Stay away from breakfast buffets on weekends
Weekends are when most of us end up either drinking or having a cheat day. Now, it's not practical to ask you to give up all your alcohol - how long can you sustain such a regimen anyway? But at least stay away from breakfast buffets, and opt for a healthy protein breakfast to start the day. Aim for a 300-calorie breakfast to keep you feeling full for a while. Typically, food in buffets is not fresh, of the best quality, and is likely to be high on baking soda, so you feel fuller, faster. Avoid.
Put your silverware down while eating
It takes about 15 to 20 minutes for your brain to send your stomach the signal that you're full and don't need to eat more. Give your brain that time to process. Putting your spoon or fork down will make you eat more slowly, allowing your stomach and brain to work in sync. Talking to friends and family - in person, not on the phone - will also force you to eat at a slower pace. The fact that you'll end up swapping happy/stressful stories from the day and make each other feel better is a great added bonus.

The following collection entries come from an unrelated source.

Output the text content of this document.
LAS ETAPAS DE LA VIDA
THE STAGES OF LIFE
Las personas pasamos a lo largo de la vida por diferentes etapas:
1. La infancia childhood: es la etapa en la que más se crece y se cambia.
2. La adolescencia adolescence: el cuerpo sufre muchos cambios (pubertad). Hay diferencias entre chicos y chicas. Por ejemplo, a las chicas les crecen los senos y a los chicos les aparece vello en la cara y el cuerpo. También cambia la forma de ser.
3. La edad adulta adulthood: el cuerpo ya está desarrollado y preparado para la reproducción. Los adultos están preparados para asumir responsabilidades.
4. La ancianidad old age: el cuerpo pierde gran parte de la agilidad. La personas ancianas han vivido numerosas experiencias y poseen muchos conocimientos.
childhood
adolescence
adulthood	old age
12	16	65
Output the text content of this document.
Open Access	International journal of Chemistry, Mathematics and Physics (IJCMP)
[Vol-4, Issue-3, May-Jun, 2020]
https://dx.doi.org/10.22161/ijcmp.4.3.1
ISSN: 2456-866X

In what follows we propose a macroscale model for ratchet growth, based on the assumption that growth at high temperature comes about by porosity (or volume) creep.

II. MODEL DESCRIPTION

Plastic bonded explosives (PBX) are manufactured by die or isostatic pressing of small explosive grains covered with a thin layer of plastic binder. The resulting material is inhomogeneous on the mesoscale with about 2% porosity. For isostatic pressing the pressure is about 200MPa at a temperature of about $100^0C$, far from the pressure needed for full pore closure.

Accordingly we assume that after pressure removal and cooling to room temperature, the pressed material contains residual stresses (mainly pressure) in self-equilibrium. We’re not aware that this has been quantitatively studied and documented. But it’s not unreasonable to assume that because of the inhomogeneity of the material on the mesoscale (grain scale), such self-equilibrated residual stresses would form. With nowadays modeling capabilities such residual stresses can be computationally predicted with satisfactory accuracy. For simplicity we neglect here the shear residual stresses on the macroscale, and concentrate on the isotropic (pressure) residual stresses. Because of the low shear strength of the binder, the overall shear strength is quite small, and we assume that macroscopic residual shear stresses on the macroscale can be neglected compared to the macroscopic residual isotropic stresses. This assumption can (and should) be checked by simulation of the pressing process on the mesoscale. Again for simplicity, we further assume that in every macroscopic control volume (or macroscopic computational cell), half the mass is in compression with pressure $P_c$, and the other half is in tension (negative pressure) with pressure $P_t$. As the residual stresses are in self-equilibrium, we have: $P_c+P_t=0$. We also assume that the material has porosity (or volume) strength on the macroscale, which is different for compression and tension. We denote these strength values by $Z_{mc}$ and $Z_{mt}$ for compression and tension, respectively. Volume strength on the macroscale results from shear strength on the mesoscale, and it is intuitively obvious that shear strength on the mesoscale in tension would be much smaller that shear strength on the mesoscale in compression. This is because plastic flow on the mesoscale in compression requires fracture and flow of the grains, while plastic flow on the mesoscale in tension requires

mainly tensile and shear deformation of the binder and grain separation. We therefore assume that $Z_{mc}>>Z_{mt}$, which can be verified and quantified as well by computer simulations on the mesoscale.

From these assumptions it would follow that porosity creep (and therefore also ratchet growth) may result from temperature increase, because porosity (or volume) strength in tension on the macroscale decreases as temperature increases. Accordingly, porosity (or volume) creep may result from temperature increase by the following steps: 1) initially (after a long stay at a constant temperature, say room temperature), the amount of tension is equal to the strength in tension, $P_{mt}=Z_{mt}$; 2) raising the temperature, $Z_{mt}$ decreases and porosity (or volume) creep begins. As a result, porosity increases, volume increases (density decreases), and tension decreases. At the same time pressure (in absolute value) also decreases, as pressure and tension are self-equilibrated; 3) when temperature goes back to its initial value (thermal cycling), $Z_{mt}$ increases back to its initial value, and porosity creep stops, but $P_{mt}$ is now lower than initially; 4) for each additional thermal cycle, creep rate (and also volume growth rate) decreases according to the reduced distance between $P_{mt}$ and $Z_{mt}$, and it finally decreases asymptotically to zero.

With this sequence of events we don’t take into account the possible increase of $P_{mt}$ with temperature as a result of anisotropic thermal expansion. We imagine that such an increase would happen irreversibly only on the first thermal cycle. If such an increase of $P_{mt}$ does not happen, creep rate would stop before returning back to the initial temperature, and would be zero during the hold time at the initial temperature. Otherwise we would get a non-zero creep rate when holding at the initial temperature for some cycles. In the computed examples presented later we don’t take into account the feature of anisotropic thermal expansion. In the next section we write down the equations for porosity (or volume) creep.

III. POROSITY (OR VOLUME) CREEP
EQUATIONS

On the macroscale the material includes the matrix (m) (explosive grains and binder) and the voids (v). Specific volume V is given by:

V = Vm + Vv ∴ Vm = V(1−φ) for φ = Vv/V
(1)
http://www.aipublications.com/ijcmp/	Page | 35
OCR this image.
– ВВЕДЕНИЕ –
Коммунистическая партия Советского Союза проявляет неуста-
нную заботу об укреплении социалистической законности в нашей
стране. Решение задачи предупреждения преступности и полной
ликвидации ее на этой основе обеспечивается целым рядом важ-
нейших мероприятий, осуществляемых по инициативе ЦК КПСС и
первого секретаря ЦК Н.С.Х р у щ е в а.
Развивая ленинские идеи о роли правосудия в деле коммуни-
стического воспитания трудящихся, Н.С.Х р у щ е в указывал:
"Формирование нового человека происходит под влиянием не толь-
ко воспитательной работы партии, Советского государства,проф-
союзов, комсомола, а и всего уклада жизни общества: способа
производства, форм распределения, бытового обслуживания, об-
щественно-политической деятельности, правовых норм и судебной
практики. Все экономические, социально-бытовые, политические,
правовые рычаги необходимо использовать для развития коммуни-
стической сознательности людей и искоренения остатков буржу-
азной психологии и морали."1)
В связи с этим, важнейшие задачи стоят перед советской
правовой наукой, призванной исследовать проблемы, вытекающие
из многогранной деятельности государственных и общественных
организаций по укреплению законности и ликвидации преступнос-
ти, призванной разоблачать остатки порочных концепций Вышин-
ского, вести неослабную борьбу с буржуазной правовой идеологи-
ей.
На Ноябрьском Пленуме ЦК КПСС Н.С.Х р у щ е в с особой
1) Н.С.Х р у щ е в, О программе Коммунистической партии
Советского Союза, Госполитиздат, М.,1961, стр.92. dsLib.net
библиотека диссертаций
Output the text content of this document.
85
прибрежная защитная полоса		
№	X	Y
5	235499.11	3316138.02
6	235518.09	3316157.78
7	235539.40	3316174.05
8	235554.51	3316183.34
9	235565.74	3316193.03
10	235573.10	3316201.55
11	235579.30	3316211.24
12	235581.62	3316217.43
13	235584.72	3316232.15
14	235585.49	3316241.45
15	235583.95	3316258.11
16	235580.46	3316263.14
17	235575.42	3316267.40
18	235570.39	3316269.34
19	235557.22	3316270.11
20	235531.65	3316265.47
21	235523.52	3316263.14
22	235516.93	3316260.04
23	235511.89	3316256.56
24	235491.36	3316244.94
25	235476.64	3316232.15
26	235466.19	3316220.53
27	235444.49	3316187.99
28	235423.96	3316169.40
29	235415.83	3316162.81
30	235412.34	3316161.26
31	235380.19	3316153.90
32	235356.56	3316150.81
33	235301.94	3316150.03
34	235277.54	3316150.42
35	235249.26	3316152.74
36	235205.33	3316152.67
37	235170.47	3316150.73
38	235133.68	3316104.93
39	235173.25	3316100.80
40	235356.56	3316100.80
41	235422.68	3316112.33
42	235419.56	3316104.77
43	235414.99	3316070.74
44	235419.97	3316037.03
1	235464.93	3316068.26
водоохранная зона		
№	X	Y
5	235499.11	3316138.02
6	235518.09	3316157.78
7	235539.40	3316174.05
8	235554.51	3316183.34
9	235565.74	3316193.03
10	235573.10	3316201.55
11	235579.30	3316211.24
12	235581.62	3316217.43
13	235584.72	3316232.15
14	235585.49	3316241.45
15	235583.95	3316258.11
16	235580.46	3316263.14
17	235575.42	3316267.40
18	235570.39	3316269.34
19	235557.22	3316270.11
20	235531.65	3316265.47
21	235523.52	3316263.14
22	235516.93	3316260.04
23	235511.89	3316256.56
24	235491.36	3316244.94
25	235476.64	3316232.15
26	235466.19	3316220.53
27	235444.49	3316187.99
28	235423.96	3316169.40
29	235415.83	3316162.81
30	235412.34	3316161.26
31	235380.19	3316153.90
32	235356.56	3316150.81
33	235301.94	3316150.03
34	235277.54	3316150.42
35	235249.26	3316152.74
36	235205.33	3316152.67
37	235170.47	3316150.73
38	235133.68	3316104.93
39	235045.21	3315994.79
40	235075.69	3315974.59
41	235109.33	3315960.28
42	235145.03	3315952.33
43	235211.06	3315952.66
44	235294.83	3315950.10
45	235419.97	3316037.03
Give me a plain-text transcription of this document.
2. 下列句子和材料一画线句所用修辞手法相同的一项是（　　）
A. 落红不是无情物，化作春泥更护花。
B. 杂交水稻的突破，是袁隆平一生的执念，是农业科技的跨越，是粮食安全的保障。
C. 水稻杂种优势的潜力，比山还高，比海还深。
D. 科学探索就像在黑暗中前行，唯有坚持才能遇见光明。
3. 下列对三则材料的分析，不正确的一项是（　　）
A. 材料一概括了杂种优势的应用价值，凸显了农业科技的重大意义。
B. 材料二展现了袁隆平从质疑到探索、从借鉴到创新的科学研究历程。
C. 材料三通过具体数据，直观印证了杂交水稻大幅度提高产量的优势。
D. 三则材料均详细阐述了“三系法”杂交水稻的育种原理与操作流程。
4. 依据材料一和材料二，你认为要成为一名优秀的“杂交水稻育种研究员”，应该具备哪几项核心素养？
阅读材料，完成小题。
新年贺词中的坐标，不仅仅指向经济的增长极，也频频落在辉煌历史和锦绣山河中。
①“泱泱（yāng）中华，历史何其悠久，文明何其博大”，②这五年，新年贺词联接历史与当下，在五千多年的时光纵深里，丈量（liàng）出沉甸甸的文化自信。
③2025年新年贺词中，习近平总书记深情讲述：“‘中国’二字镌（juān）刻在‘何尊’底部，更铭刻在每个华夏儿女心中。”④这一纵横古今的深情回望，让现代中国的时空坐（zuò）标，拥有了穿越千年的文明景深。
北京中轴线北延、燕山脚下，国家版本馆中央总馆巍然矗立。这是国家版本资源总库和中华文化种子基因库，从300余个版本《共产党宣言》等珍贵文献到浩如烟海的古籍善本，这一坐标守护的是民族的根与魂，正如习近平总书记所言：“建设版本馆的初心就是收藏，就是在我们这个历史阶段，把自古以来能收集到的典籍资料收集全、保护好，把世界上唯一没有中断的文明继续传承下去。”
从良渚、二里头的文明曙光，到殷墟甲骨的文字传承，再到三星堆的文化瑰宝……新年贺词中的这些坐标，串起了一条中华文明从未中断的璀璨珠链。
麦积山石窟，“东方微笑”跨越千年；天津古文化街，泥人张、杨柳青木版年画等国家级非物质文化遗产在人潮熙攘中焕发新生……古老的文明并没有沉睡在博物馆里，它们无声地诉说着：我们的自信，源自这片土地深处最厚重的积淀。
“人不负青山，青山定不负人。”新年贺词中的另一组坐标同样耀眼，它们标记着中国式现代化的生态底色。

Don't give up desserts completely
Eating a spoonful of ice cream, or a small piece of chocolate every day is far better than getting fed up of a sugar-less existence and stuffing your face with cupcakes when the craving takes over your senses. Knowing that there's a little treat to be had every day will make it easier for you to stick to your diet.
Turn up the spice
If you're a fan of spicy food, your taste buds are in for a treat. Spices add flavour to the food, without the calories and fire up your metabolism, making your body burn calories faster. If the choice is between a creamy pasta and a spicy tomatoe-y pasta (whole-wheat, please!), you know which way to go, and why.